I came across Florida based land and property owner called Consolidated Tomoka Land Company (
CTO). CTO owns:
- 11,000 acres of contiguous Daytona Beach land,
- 25 single-tenant properties,
- two multi-tenant office complexes (with anchor tenants such as Bank of America Merrill Lynch and Walgreen),
- subsurface mineral rights to 490,000 acres of land, and
- 22 billboards.
CTO also operates two 18-hole golf courses in Daytona Beach (known as LPGA International).
CTO's book value is 113.16M or 19.41/shr. At the current price of 29.32/shr, CTO is available at a P/B of about 1.5, which is certainly not cheap by any measure.

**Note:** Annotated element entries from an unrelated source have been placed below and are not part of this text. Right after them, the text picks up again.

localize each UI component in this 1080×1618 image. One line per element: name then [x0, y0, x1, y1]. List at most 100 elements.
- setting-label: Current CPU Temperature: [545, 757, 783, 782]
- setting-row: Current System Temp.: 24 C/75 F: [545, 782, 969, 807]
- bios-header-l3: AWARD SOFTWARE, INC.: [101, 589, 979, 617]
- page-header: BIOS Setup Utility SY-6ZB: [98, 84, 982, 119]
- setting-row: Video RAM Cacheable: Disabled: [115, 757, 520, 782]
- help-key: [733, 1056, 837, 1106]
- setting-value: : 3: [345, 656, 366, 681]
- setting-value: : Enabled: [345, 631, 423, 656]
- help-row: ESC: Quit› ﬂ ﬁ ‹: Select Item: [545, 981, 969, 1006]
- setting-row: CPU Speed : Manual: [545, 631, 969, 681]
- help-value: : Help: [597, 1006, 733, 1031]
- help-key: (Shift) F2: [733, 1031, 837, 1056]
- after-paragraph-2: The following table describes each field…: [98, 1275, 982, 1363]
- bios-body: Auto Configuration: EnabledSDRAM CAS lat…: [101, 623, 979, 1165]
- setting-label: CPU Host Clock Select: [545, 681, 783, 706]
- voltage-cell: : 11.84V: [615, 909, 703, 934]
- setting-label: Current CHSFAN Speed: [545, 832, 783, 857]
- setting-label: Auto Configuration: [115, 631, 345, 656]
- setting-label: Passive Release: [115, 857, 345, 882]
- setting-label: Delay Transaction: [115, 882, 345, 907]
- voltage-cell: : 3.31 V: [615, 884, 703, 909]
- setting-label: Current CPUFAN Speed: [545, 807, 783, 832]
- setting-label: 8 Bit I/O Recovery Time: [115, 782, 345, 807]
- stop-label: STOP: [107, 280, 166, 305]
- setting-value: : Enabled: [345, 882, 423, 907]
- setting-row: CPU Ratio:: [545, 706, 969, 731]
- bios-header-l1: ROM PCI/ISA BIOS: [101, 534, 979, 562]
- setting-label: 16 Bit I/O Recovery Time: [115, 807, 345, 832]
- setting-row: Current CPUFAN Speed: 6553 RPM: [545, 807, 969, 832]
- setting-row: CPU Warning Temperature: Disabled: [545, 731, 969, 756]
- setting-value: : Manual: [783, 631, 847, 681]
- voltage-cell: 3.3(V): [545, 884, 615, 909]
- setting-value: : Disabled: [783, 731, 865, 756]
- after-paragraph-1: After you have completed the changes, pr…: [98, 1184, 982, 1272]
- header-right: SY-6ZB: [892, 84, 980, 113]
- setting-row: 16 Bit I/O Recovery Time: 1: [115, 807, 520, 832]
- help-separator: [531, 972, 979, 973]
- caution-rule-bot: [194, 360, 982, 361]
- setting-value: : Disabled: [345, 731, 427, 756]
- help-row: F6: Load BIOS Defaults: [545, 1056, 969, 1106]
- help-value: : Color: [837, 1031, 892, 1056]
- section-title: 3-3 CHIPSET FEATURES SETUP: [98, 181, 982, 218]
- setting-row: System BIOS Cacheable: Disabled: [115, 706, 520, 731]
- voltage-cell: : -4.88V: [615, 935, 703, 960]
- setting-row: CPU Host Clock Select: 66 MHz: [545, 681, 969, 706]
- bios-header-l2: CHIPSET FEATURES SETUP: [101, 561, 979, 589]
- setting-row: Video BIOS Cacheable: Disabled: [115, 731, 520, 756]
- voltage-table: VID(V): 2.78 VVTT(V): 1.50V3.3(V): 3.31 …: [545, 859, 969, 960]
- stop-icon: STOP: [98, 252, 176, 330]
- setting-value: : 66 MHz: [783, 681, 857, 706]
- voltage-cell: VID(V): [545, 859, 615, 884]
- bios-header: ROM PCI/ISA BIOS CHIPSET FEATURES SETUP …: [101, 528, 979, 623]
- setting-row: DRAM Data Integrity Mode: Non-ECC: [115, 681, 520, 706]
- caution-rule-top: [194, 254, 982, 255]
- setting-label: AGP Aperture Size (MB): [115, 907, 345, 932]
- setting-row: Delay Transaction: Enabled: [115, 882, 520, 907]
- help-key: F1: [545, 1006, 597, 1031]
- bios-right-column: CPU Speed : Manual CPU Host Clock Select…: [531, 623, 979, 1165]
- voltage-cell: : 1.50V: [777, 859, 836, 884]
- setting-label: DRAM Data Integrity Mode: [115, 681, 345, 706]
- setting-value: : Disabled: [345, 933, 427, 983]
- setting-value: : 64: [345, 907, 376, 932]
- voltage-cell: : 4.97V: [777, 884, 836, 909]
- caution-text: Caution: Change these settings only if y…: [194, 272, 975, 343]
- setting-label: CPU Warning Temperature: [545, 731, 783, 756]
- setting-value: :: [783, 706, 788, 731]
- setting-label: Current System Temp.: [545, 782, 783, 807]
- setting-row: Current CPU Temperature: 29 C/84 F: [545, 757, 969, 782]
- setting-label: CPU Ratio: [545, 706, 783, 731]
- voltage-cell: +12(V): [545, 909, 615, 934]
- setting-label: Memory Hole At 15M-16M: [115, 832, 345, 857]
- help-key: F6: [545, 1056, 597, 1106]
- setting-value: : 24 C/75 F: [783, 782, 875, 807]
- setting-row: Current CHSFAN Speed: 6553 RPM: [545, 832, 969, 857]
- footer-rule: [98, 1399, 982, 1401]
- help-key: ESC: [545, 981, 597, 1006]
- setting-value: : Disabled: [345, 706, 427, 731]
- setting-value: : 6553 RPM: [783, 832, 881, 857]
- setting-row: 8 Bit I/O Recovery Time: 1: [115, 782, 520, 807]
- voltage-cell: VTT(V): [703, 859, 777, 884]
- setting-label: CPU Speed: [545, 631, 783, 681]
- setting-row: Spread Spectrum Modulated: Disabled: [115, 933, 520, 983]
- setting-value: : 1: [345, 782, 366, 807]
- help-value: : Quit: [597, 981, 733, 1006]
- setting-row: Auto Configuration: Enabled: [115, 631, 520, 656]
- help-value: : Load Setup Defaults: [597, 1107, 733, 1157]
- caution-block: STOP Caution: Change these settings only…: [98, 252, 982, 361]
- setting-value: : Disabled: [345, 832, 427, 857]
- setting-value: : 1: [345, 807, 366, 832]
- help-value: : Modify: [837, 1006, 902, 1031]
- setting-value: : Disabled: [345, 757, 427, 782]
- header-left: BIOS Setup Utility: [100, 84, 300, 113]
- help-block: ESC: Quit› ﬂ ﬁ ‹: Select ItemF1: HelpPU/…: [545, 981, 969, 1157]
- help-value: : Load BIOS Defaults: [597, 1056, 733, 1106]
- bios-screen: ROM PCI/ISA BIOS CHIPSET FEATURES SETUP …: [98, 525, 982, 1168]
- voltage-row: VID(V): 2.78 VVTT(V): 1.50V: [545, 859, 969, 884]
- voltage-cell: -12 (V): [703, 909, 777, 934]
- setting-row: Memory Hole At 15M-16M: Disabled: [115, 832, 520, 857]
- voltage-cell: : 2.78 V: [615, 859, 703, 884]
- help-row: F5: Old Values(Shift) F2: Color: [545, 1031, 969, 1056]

In fact, tangible book value is close to 18.79/shr, which makes this company even more expensive.
But digging further into this company I have discovered a hidden asset that is grossly understated on the balance sheet. Specifically, the 11,000 acres of land in Daytona Beach is recorded on the book at around $3900/acre. That isn't a typo. Daytona Beach land, touching the I-95 is on the books for about $4000/acre. (see
March 14 investor presentation)
The company's land straddles Interstate 95 for approximately 6.5 miles
between International Speedway Boulevard (U.S. Highway 92) and State
Road 40.
I see CTO has an hidden asset play which may not go anywhere in the short term. Although, interesting catalyst is already at play (read latest string of press releases), the company is hemorrhaging cash due to their Golf operation. I suspect that this will stop at some point over the next year.
That being said, this organization of just seven employees is quite a simple business to understand. Even if the company never realizes the intrinsic value represented by the land, once the company gets back on the profitability path, market will eventually reward the patient investor.
In the meantime, to wait for that day, CTO pays a nominal dividend of 4¢.